Writer: Amanda Williams | For the last couple of years, I’ve heard my mother talk about her friend Mindy. Mindy and my mother have a lot in common. They are both empty nesters. They both enjoy reading (especially Outlander books) and they both have cute giggles. I haven’t met Mindy in person but I can tell by the way my mother talks about her, that she is a good friend to her. One-day last week, I was scrolling through my Facebook page and I noticed that my mother had commented on the picture of one of my best friends from high school and her mother. “You both look beautiful” she said. WHAT? I thought to myself, “How does my mom know my friend, Alice?” And then it dawned on me, that her friend Mindy was the mother of my friend Alice. So I called my mom that morning to tell her, she had more in common with Mindy than she thought.

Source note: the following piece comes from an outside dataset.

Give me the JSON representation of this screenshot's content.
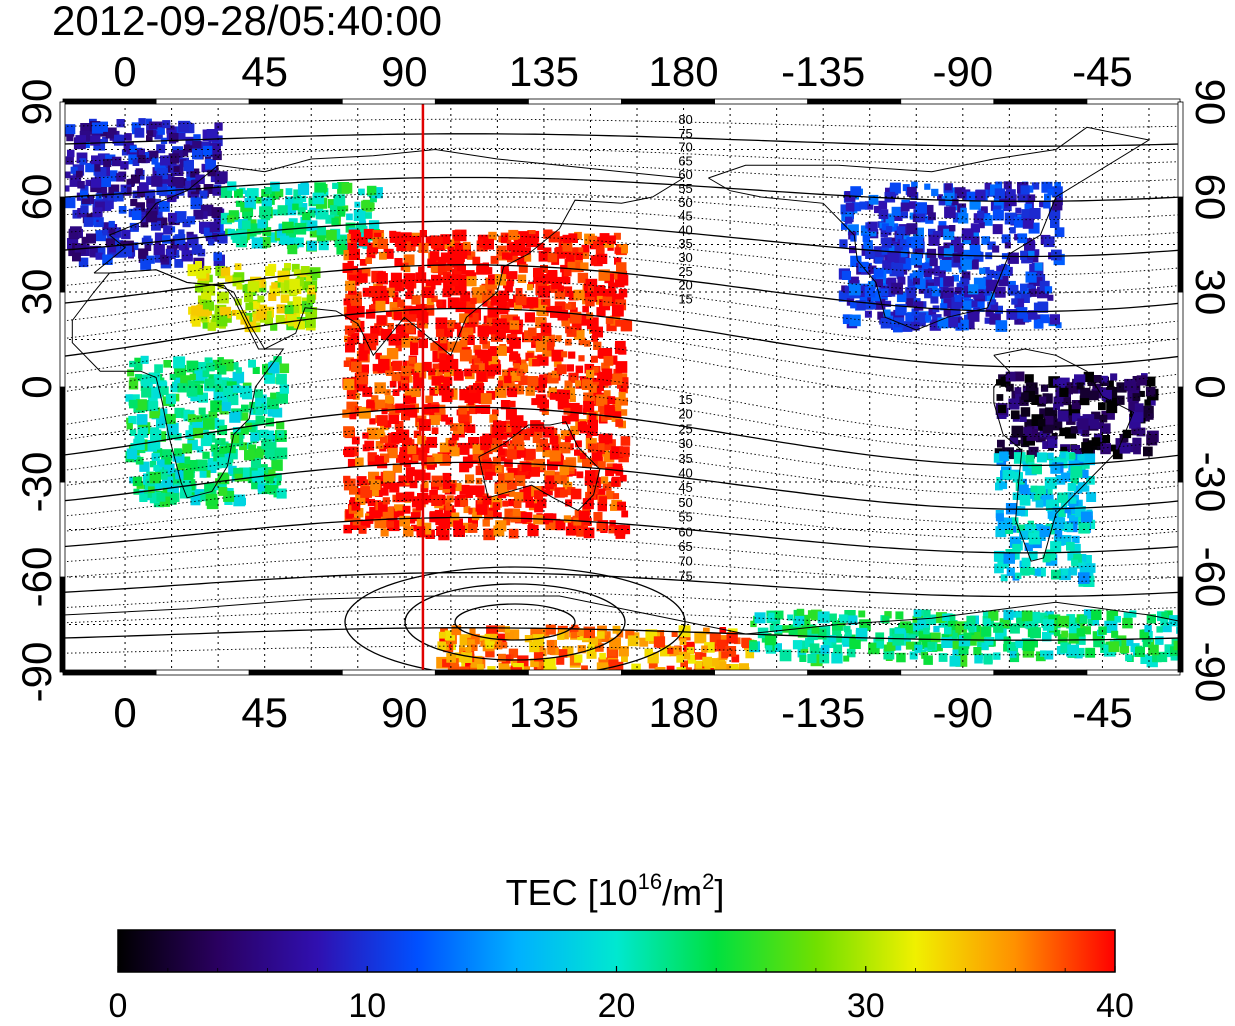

Alice and I were really good friends in High School, so much so that I would consider her one of the most influential people in my life. (How my mom never knew that, I’ll chalk up to adolescents and wrangling 3 kids) The Alice I knew was beautiful, funny, popular and curvy. I remember meeting her in 6th period choir class; I had seen her in the hall and wanted very badly to be her friend. She projected this subtle air of fearlessness and self-reliance. To my adolescent insecurities, her confidence was contagious. She seemed to defy all high school stereotypes. Beautiful but curvy. Funny but curvy. Popular but curvy. These were quite formative years for me, and until I met Alice I was convinced the worst thing you could be was – CURVY. But this, this was a girl that seemed to prove me wrong. While I sat at home journaling about my high school crushes, she was out partying with them. While I was convinced I had to starve myself to be accepted, Alice’s acceptance seemed to come without clause. With each of our interactions, my personal insight grew.
Alice and I had a lot in common, only a year apart, she showed me how to live an unapologetic life in my imperfect body. And she did it so naturally, without preach. In fact, I bet if she were to read this today, she would be shocked by how important she was to my life. But how could I forget a person like her? How could I forget the lessons she taught me? She gifted me, my most prized possession: self-confidence. And it dawned upon me that, not everyone is blessed with an interaction like this, at such a young age. This friendship really helped mold me into the person I am today. I hope that every little girl finds their “Alice” (or becomes her), a girl who can show them that you don’t have to be perfect to be loved. That life is too short to get hung-up on the uncontrollable. That fun and happiness have no size. We’ve lost touch through the years but that will not decrease the clout of her significance. Without knowing it, she was my first body positive role model. And I suddenly understand why my mother is her mother’s biggest fan.